The market for covered bonds is important for bank funding and therefore financial stability. The requirements for banks to hold more capital and liquidity for their operations have been tightened since the financial crisis. These requirements affect the banks' costs of holding securities in the trading book and so their costs of acting as market makers.
Market makers play an important role in supporting market liquidity. Market liquidity in turn affects funding liquidity. In theory, higher capital and liquidity requirements should reduce
market liquidity, and market participants are attesting that this has in fact happened.
Finansinspektionen (FI) has therefore studied market liquidity for covered bonds using unique transactions data.
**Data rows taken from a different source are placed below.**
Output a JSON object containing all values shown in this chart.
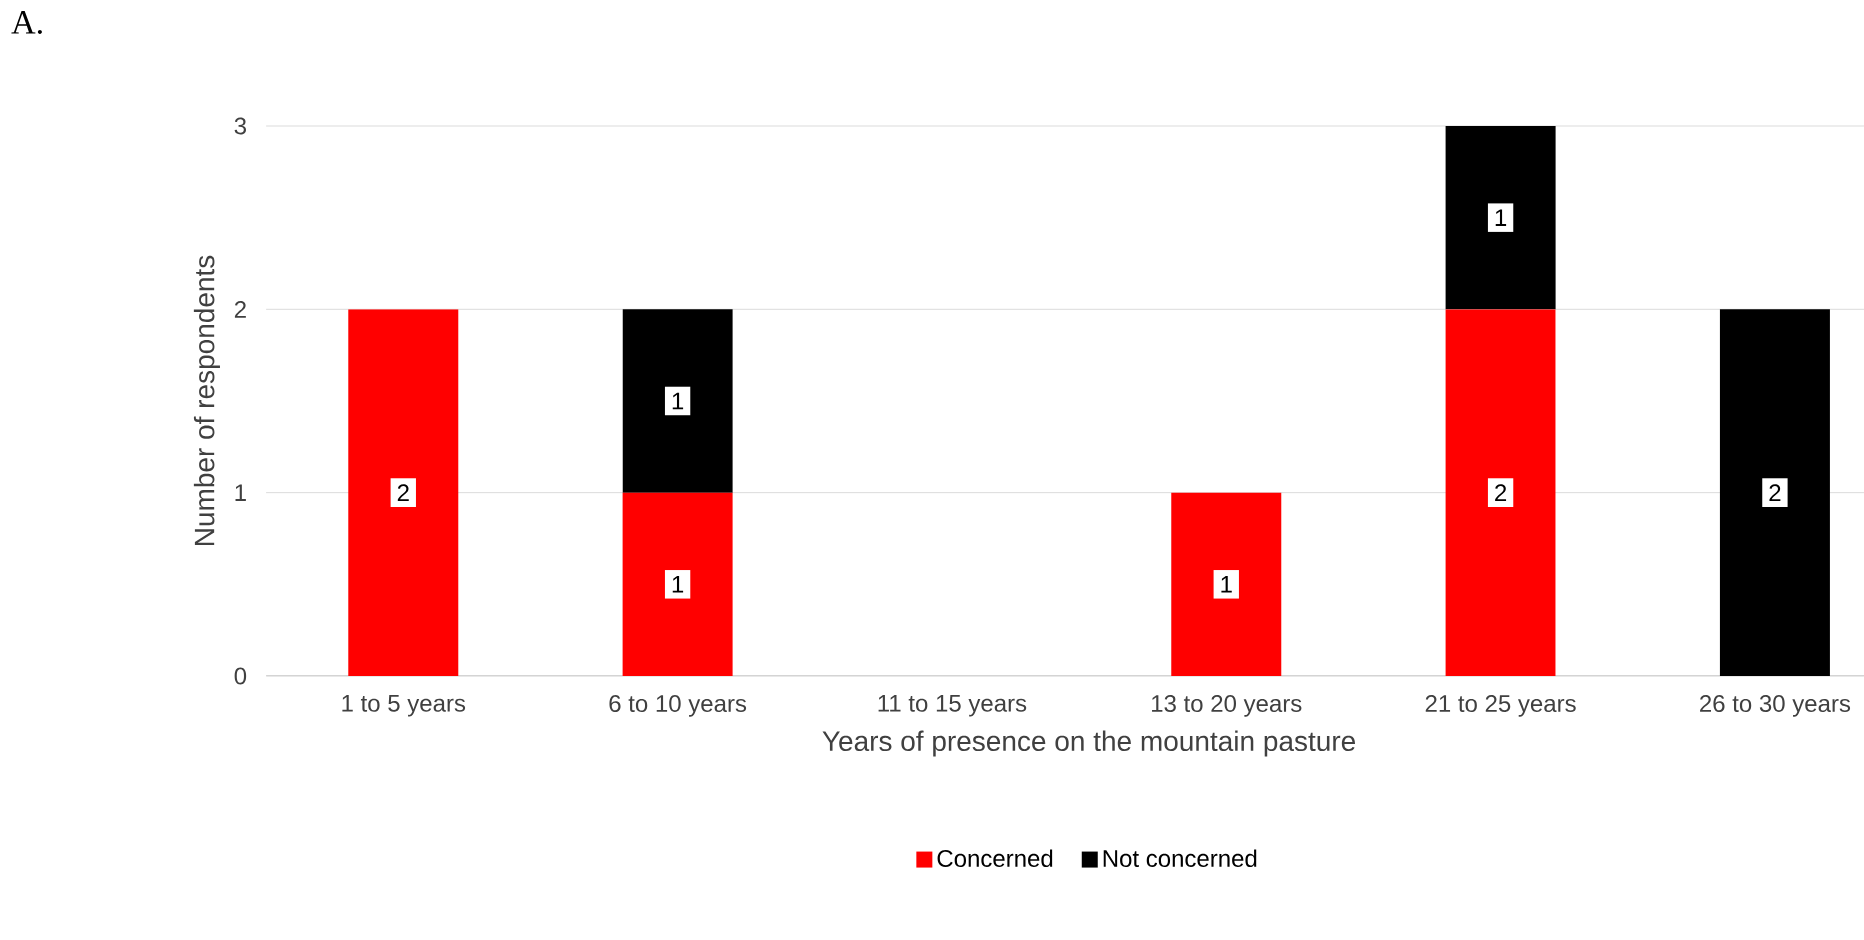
{
  "chart_data": {
    "type": "bar",
    "title": "A.",
    "stacked": true,
    "xlabel": "Years of presence on the mountain pasture",
    "ylabel": "Number of respondents",
    "categories": [
      "1 to 5 years",
      "6 to 10 years",
      "11 to 15 years",
      "13 to 20 years",
      "21 to 25 years",
      "26 to 30 years"
    ],
    "series": [
      {
        "name": "Concerned",
        "color": "#ff0000",
        "values": [
          2,
          1,
          0,
          1,
          2,
          0
        ],
        "value_labels": [
          "2",
          "1",
          null,
          "1",
          "2",
          null
        ]
      },
      {
        "name": "Not concerned",
        "color": "#000000",
        "values": [
          0,
          1,
          0,
          0,
          1,
          2
        ],
        "value_labels": [
          null,
          "1",
          null,
          null,
          "1",
          "2"
        ]
      }
    ],
    "ylim": [
      0,
      3
    ],
    "yticks": [
      0,
      1,
      2,
      3
    ],
    "grid": "y",
    "legend": "bottom"
  }
}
The selected measure of liquidity, the yield impact, reflects the change in yield to maturity that can be observed between two transactions carried out on the same day for a specific bond. Our results show that this form of liquidity has been unchanged in recent years. We also find that there is a strong correlation between market liquidity in covered bonds and government bonds.
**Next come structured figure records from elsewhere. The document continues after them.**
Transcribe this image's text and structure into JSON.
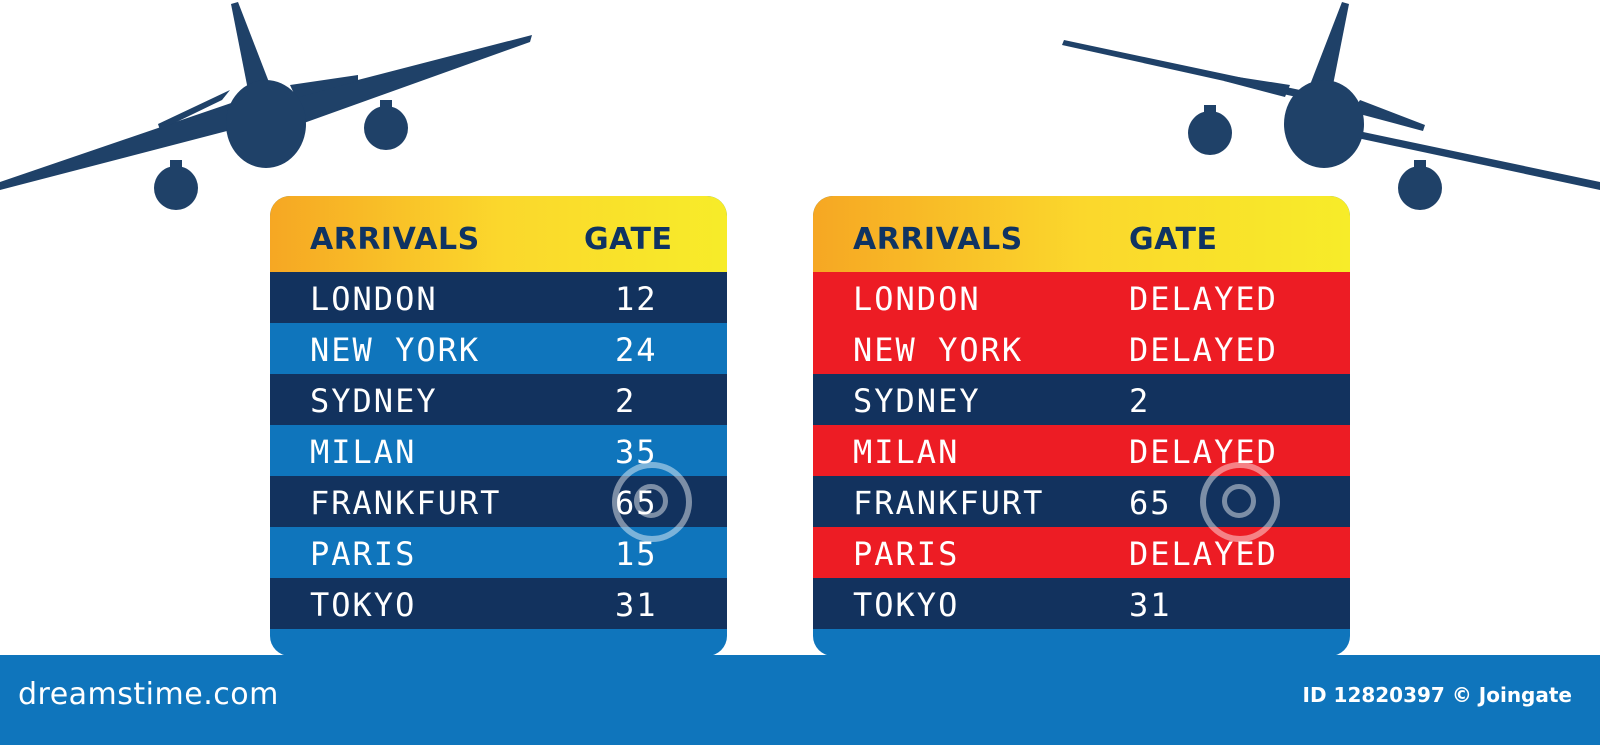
{
  "colors": {
    "plane": "#1f4168",
    "navy_row": "#12325e",
    "blue_row": "#0f75bc",
    "red_row": "#ed1c24",
    "header_text": "#0f3362"
  },
  "boards": {
    "left": {
      "header_arrivals": "ARRIVALS",
      "header_gate": "GATE",
      "rows": [
        {
          "city": "LONDON",
          "gate": "12"
        },
        {
          "city": "NEW YORK",
          "gate": "24"
        },
        {
          "city": "SYDNEY",
          "gate": "2"
        },
        {
          "city": "MILAN",
          "gate": "35"
        },
        {
          "city": "FRANKFURT",
          "gate": "65"
        },
        {
          "city": "PARIS",
          "gate": "15"
        },
        {
          "city": "TOKYO",
          "gate": "31"
        }
      ]
    },
    "right": {
      "header_arrivals": "ARRIVALS",
      "header_gate": "GATE",
      "rows": [
        {
          "city": "LONDON",
          "gate": "DELAYED"
        },
        {
          "city": "NEW YORK",
          "gate": "DELAYED"
        },
        {
          "city": "SYDNEY",
          "gate": "2"
        },
        {
          "city": "MILAN",
          "gate": "DELAYED"
        },
        {
          "city": "FRANKFURT",
          "gate": "65"
        },
        {
          "city": "PARIS",
          "gate": "DELAYED"
        },
        {
          "city": "TOKYO",
          "gate": "31"
        }
      ]
    }
  },
  "footer": {
    "logo": "dreamstime.com",
    "id_text": "ID 12820397 © Joingate"
  }
}
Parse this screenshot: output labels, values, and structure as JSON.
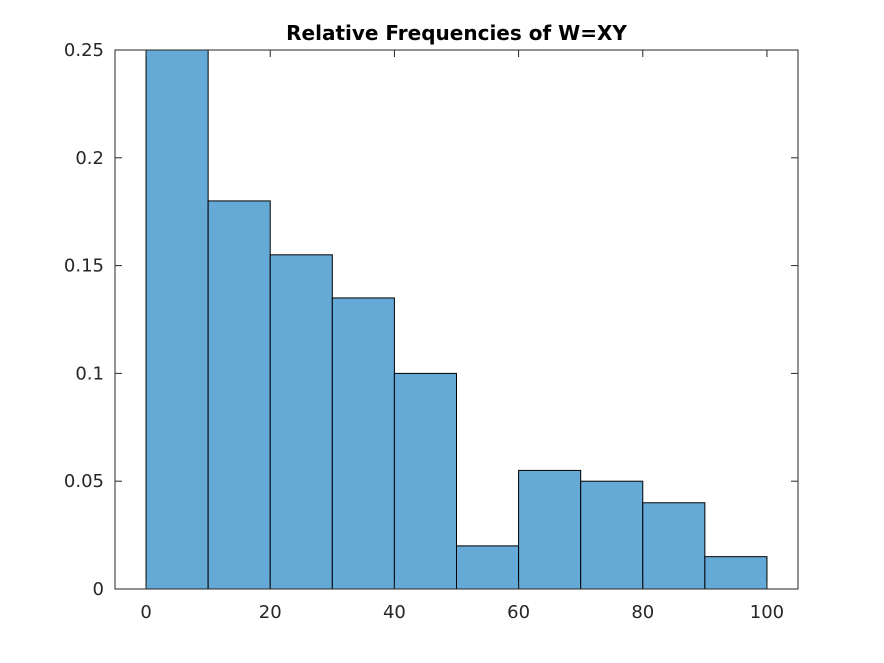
{
  "chart_data": {
    "type": "bar",
    "title": "Relative Frequencies of W=XY",
    "xlabel": "",
    "ylabel": "",
    "bin_edges": [
      0,
      10,
      20,
      30,
      40,
      50,
      60,
      70,
      80,
      90,
      100
    ],
    "values": [
      0.25,
      0.18,
      0.155,
      0.135,
      0.1,
      0.02,
      0.055,
      0.05,
      0.04,
      0.015
    ],
    "xlim": [
      -5,
      105
    ],
    "ylim": [
      0,
      0.25
    ],
    "xticks": [
      0,
      20,
      40,
      60,
      80,
      100
    ],
    "xtick_labels": [
      "0",
      "20",
      "40",
      "60",
      "80",
      "100"
    ],
    "yticks": [
      0,
      0.05,
      0.1,
      0.15,
      0.2,
      0.25
    ],
    "ytick_labels": [
      "0",
      "0.05",
      "0.1",
      "0.15",
      "0.2",
      "0.25"
    ],
    "bar_color": "#65a9d7",
    "edge_color": "#000000",
    "axis_color": "#262626",
    "grid": false,
    "box": true
  }
}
On average, the transaction cost for covered bonds has been just under 2 basis points over the past few years. For government bonds it has been about 1.3 basis points. The fact that this has remained constant for several years despite increasing legal requirements on banks' capital and liquidity does not necessarily mean that the higher requirements have not had any impact, but it may also be due to these possible negative effects having been offset by the Riksbank's increasingly expansionary monetary policy.In case monetary policy was to be normalised, there might be a risk of deterioration in market liquidity.